Invest Ophthalmol Vis Sci. 2005 Feb;46(2):530-9. doi: 10.1167/iovs.04-1125.
High-resolution orbital magnetic resonance imaging (MRI) was used to investigate the structural basis of ocular motility abnormalities in humans with congenital fibrosis of the extraocular muscles type 1 (CFEOM1) due to missense mutations in the developmental kinesin KIF21A.
Clinical ophthalmic and motility findings in 19 volunteers from six unrelated CFEOM1 pedigrees harboring four of the six reported KIF21A mutations and 23 normal control subjects were correlated with MRI studies demonstrating extraocular muscle (EOM) size, location, contractility, and innervation.
Subjects with CFEOM1 had severe bilateral blepharoptosis, limited supraduction, and variable ophthalmoplegia. In affected subjects, MRI demonstrated atrophy of the levator palpebrae superioris and superior rectus EOMs and small or absent orbital motor nerves. The oculomotor nerve was most severely hypoplastic, but the abducens was also affected. EOMs exhibited variable atrophy and an abnormally bright T1 signal. Subjects with the R954W and R954Q substitutions frequently exhibited A-pattern strabismus, with misinnervation of the lateral rectus muscle by an oculomotor nerve branch. Rectus pulley locations were generally normal. Subjects with CFEOM1 exhibited subclinical but highly significant reduction from normal in mean optic nerve size (P < 0.001). Comparing clinical and MRI phenotypes did not reveal distinguishing features among KIF21A mutations.

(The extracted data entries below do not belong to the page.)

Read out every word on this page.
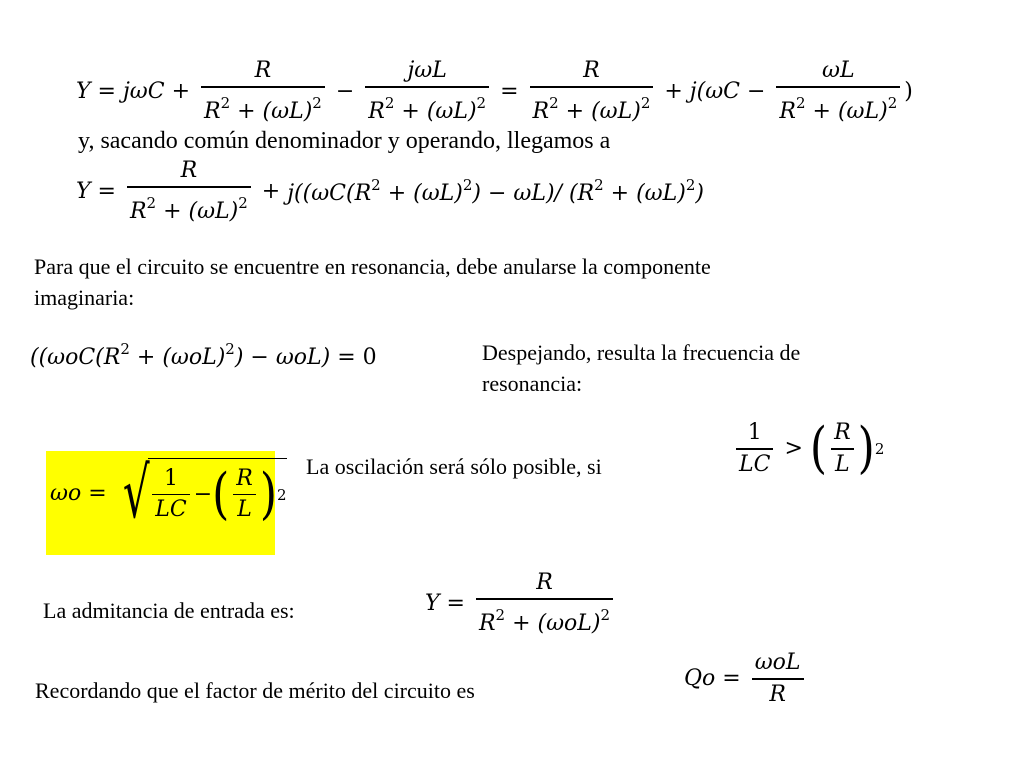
$Y = j\omega C + \frac{R}{R^2 + (\omega L)^2} - \frac{\text{jωL}}{R^2 + (\omega L)^2} = \frac{R}{R^2 + (\omega L)^2} + j(\omega C - \frac{\omega L}{R^2 + (\omega L)^2}$ )
y, sacando común denominador y operando, llegamos a
$Y = \frac{R}{R^2 + (\omega L)^2} + j((\omega C(R^2 + (\omega L)^2) - \omega L)/$ $(R^2 + (\omega L)^2)$
Para que el circuito se encuentre en resonancia, debe anularse la componente
imaginaria:
($(\omega oC(R^2 + (\omega oL)^2) - \omega oL) = 0$	Despejando, resulta la frecuencia de
resonancia:
ωo = √ $\frac{1}{LC}$ − ( $\frac{R}{L}$ ) 2
La oscilación será sólo posible, si	$\frac{1}{LC}$ > ( $\frac{R}{L}$ ) 2
La admitancia de entrada es:	$Y = \frac{R}{R^2 + (\omega oL)^2}$
Recordando que el factor de mérito del circuito es	$Qo = \frac{\text{ωoL}}{R}$
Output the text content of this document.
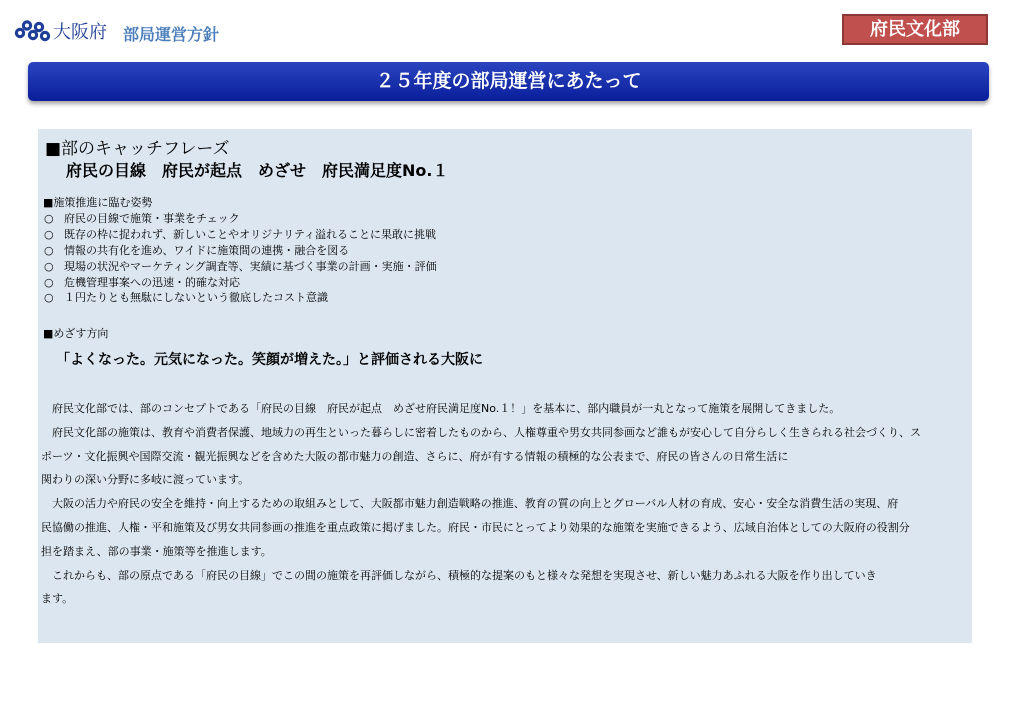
大阪府 部局運営方針	府民文化部
２５年度の部局運営にあたって
■部のキャッチフレーズ
府民の目線　府民が起点　めざせ　府民満足度No.１
■施策推進に臨む姿勢
○ 府民の目線で施策・事業をチェック
○ 既存の枠に捉われず、新しいことやオリジナリティ溢れることに果敢に挑戦
○ 情報の共有化を進め、ワイドに施策間の連携・融合を図る
○ 現場の状況やマーケティング調査等、実績に基づく事業の計画・実施・評価
○ 危機管理事案への迅速・的確な対応
○ １円たりとも無駄にしないという徹底したコスト意識
■めざす方向
「よくなった。元気になった。笑顔が増えた。」と評価される大阪に
　府民文化部では、部のコンセプトである「府民の目線　府民が起点　めざせ府民満足度No.１！」を基本に、部内職員が一丸となって施策を展開してきました。
　府民文化部の施策は、教育や消費者保護、地域力の再生といった暮らしに密着したものから、人権尊重や男女共同参画など誰もが安心して自分らしく生きられる社会づくり、ス
ポーツ・文化振興や国際交流・観光振興などを含めた大阪の都市魅力の創造、さらに、府が有する情報の積極的な公表まで、府民の皆さんの日常生活に
関わりの深い分野に多岐に渡っています。
　大阪の活力や府民の安全を維持・向上するための取組みとして、大阪都市魅力創造戦略の推進、教育の質の向上とグローバル人材の育成、安心・安全な消費生活の実現、府
民協働の推進、人権・平和施策及び男女共同参画の推進を重点政策に掲げました。府民・市民にとってより効果的な施策を実施できるよう、広域自治体としての大阪府の役割分
担を踏まえ、部の事業・施策等を推進します。
　これからも、部の原点である「府民の目線」でこの間の施策を再評価しながら、積極的な提案のもと様々な発想を実現させ、新しい魅力あふれる大阪を作り出していき
ます。
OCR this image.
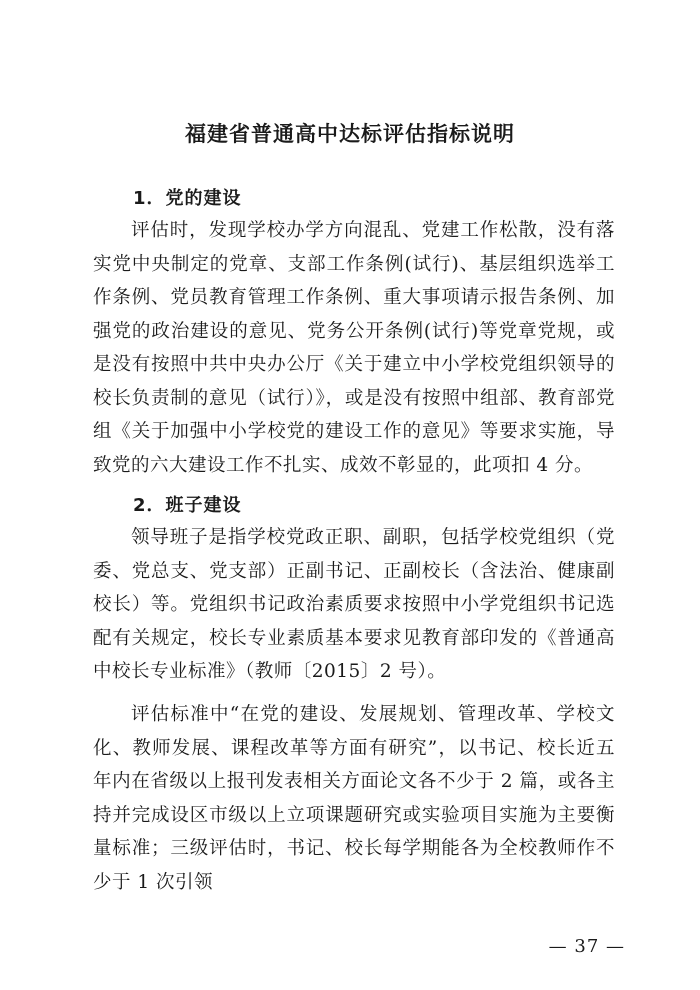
福建省普通高中达标评估指标说明
1．党的建设

评估时，发现学校办学方向混乱、党建工作松散，没有落实党中央制定的党章、支部工作条例(试行)、基层组织选举工作条例、党员教育管理工作条例、重大事项请示报告条例、加强党的政治建设的意见、党务公开条例(试行)等党章党规，或是没有按照中共中央办公厅《关于建立中小学校党组织领导的校长负责制的意见（试行）》，或是没有按照中组部、教育部党组《关于加强中小学校党的建设工作的意见》等要求实施，导致党的六大建设工作不扎实、成效不彰显的，此项扣 4 分。

2．班子建设

领导班子是指学校党政正职、副职，包括学校党组织（党委、党总支、党支部）正副书记、正副校长（含法治、健康副校长）等。党组织书记政治素质要求按照中小学党组织书记选配有关规定，校长专业素质基本要求见教育部印发的《普通高中校长专业标准》（教师〔2015〕2 号）。

评估标准中“在党的建设、发展规划、管理改革、学校文化、教师发展、课程改革等方面有研究”，以书记、校长近五年内在省级以上报刊发表相关方面论文各不少于 2 篇，或各主持并完成设区市级以上立项课题研究或实验项目实施为主要衡量标准；三级评估时，书记、校长每学期能各为全校教师作不少于 1 次引领

— 37 —
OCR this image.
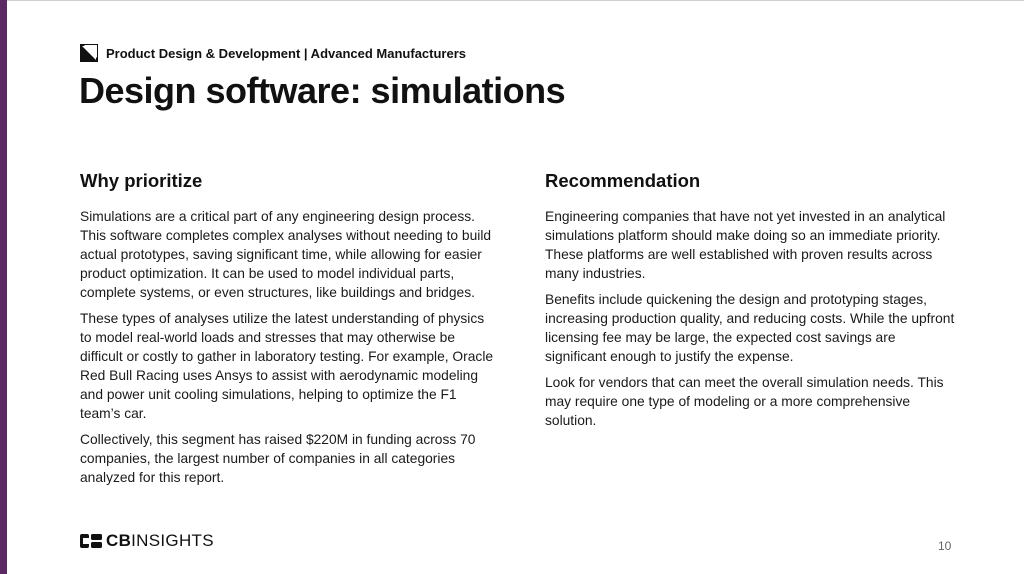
Product Design & Development | Advanced Manufacturers
Design software: simulations
Why prioritize

Simulations are a critical part of any engineering design process. This software completes complex analyses without needing to build actual prototypes, saving significant time, while allowing for easier product optimization. It can be used to model individual parts, complete systems, or even structures, like buildings and bridges.

These types of analyses utilize the latest understanding of physics to model real-world loads and stresses that may otherwise be difficult or costly to gather in laboratory testing. For example, Oracle Red Bull Racing uses Ansys to assist with aerodynamic modeling and power unit cooling simulations, helping to optimize the F1 team’s car.

Collectively, this segment has raised $220M in funding across 70 companies, the largest number of companies in all categories analyzed for this report.

Recommendation

Engineering companies that have not yet invested in an analytical simulations platform should make doing so an immediate priority. These platforms are well established with proven results across many industries.

Benefits include quickening the design and prototyping stages, increasing production quality, and reducing costs. While the upfront licensing fee may be large, the expected cost savings are significant enough to justify the expense.

Look for vendors that can meet the overall simulation needs. This may require one type of modeling or a more comprehensive solution.

CBINSIGHTS	10
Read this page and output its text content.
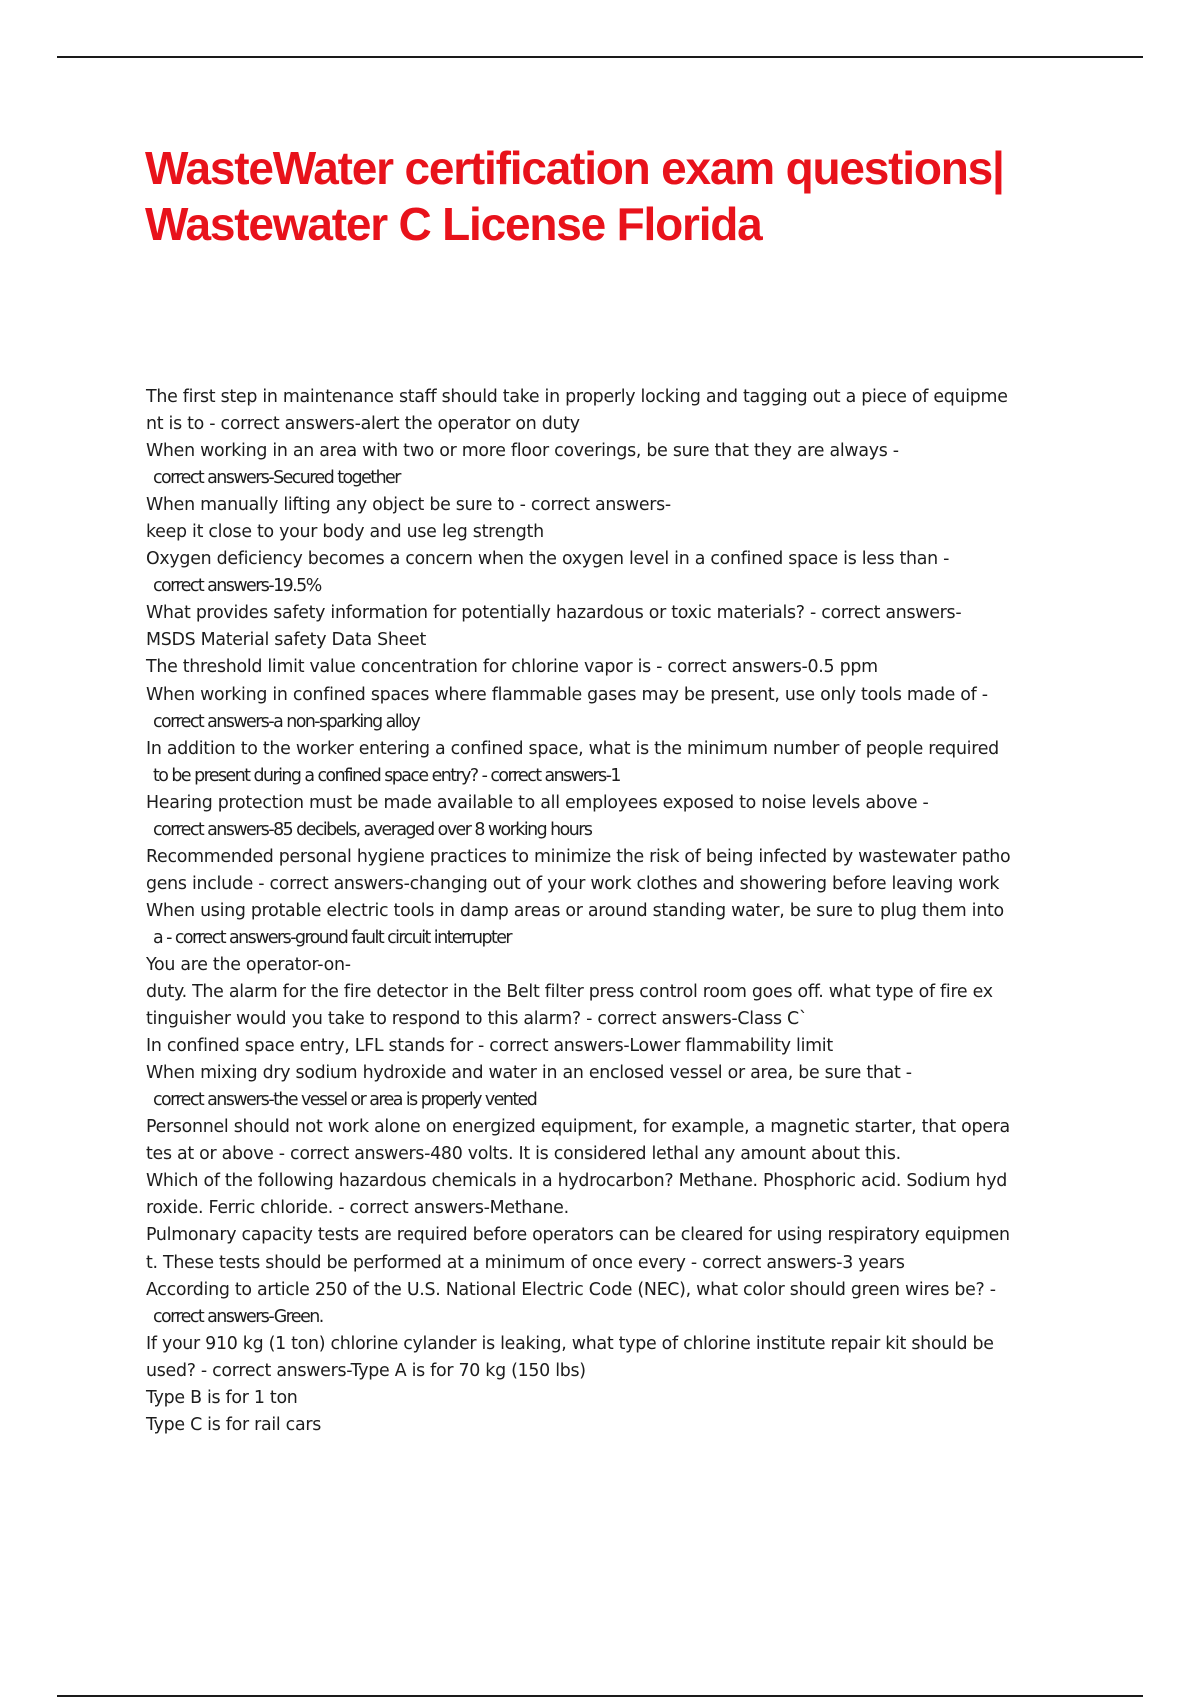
WasteWater certification exam questions|
Wastewater C License Florida
The first step in maintenance staff should take in properly locking and tagging out a piece of equipme
nt is to - correct answers-alert the operator on duty
When working in an area with two or more floor coverings, be sure that they are always -
correct answers-Secured together
When manually lifting any object be sure to - correct answers-
keep it close to your body and use leg strength
Oxygen deficiency becomes a concern when the oxygen level in a confined space is less than -
correct answers-19.5%
What provides safety information for potentially hazardous or toxic materials? - correct answers-
MSDS Material safety Data Sheet
The threshold limit value concentration for chlorine vapor is - correct answers-0.5 ppm
When working in confined spaces where flammable gases may be present, use only tools made of -
correct answers-a non-sparking alloy
In addition to the worker entering a confined space, what is the minimum number of people required
to be present during a confined space entry? - correct answers-1
Hearing protection must be made available to all employees exposed to noise levels above -
correct answers-85 decibels, averaged over 8 working hours
Recommended personal hygiene practices to minimize the risk of being infected by wastewater patho
gens include - correct answers-changing out of your work clothes and showering before leaving work
When using protable electric tools in damp areas or around standing water, be sure to plug them into
a - correct answers-ground fault circuit interrupter
You are the operator-on-
duty. The alarm for the fire detector in the Belt filter press control room goes off. what type of fire ex
tinguisher would you take to respond to this alarm? - correct answers-Class C`
In confined space entry, LFL stands for - correct answers-Lower flammability limit
When mixing dry sodium hydroxide and water in an enclosed vessel or area, be sure that -
correct answers-the vessel or area is properly vented
Personnel should not work alone on energized equipment, for example, a magnetic starter, that opera
tes at or above - correct answers-480 volts. It is considered lethal any amount about this.
Which of the following hazardous chemicals in a hydrocarbon? Methane. Phosphoric acid. Sodium hyd
roxide. Ferric chloride. - correct answers-Methane.
Pulmonary capacity tests are required before operators can be cleared for using respiratory equipmen
t. These tests should be performed at a minimum of once every - correct answers-3 years
According to article 250 of the U.S. National Electric Code (NEC), what color should green wires be? -
correct answers-Green.
If your 910 kg (1 ton) chlorine cylander is leaking, what type of chlorine institute repair kit should be
used? - correct answers-Type A is for 70 kg (150 lbs)
Type B is for 1 ton
Type C is for rail cars
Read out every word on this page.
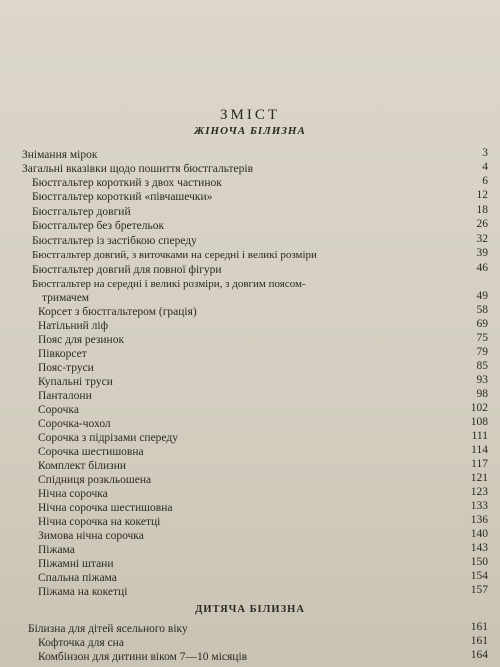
ЗМІСТ
ЖІНОЧА БІЛИЗНА
Знімання мірок	3
Загальні вказівки щодо пошиття бюстгальтерів	4
Бюстгальтер короткий з двох частинок	6
Бюстгальтер короткий «півчашечки»	12
Бюстгальтер довгий	18
Бюстгальтер без бретельок	26
Бюстгальтер із застібкою спереду	32
Бюстгальтер довгий, з виточками на середні і великі розміри	39
Бюстгальтер довгий для повної фігури	46
Бюстгальтер на середні і великі розміри, з довгим поясом-
тримачем	49
Корсет з бюстгальтером (грація)	58
Натільний ліф	69
Пояс для резинок	75
Півкорсет	79
Пояс-труси	85
Купальні труси	93
Панталони	98
Сорочка	102
Сорочка-чохол	108
Сорочка з підрізами спереду	111
Сорочка шестишовна	114
Комплект білизни	117
Спідниця розкльошена	121
Нічна сорочка	123
Нічна сорочка шестишовна	133
Нічна сорочка на кокетці	136
Зимова нічна сорочка	140
Піжама	143
Піжамні штани	150
Спальна піжама	154
Піжама на кокетці	157
ДИТЯЧА БІЛИЗНА
Білизна для дітей ясельного віку	161
Кофточка для сна	161
Комбінзон для дитини віком 7—10 місяців	164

Orbital imaging in CFEOM1 due to various amino acid substitutions in the kinesin KIF21A demonstrates consistent abnormalities of motor and sensory innervation in the orbit. These findings suggest that neuronal disease is primary in CFEOM1, with myopathy arising secondary to abnormal innervation and minimal rectus pulley abnormality secondary to reduced EOM forces.
采用高分辨率眼眶磁共振成像(MRI)研究因发育性驱动蛋白KIF21A错义突变导致的1型先天性眼外肌纤维化(CFEOM1)患者眼球运动异常的结构基础。
来自六个不相关CFEOM1家系的19名志愿者携带六个已报道的KIF21A突变中的四个,以及23名正常对照受试者的临床眼科和眼球运动检查结果与MRI研究相关联,MRI研究显示了眼外肌(EOM)的大小、位置、收缩性和神经支配情况。
CFEOM1患者有严重的双侧上睑下垂、上转受限和不同程度的眼肌麻痹。在受影响的受试者中,MRI显示上睑提肌和上直肌EOM萎缩,眼眶运动神经细小或缺失。动眼神经发育不全最严重,但展神经也受到影响。EOM表现出不同程度的萎缩和异常明亮的T1信号。具有R954W和R954Q替代的受试者经常表现出A型斜视,动眼神经分支对外直肌的神经支配错误。直肌滑车位置通常正常。CFEOM1患者的平均视神经大小较正常有亚临床但高度显著的减小(P < 0.001)。比较临床和MRI表型未发现KIF21A突变之间的区别特征。
由于驱动蛋白KIF21A中的各种氨基酸替代导致的CFEOM1眼眶成像显示眼眶运动和感觉神经支配存在一致的异常。这些发现表明神经元疾病在CFEOM1中是原发性的,肌病继发于异常神经支配,而直肌滑车异常最小是由于EOM力量减弱所致。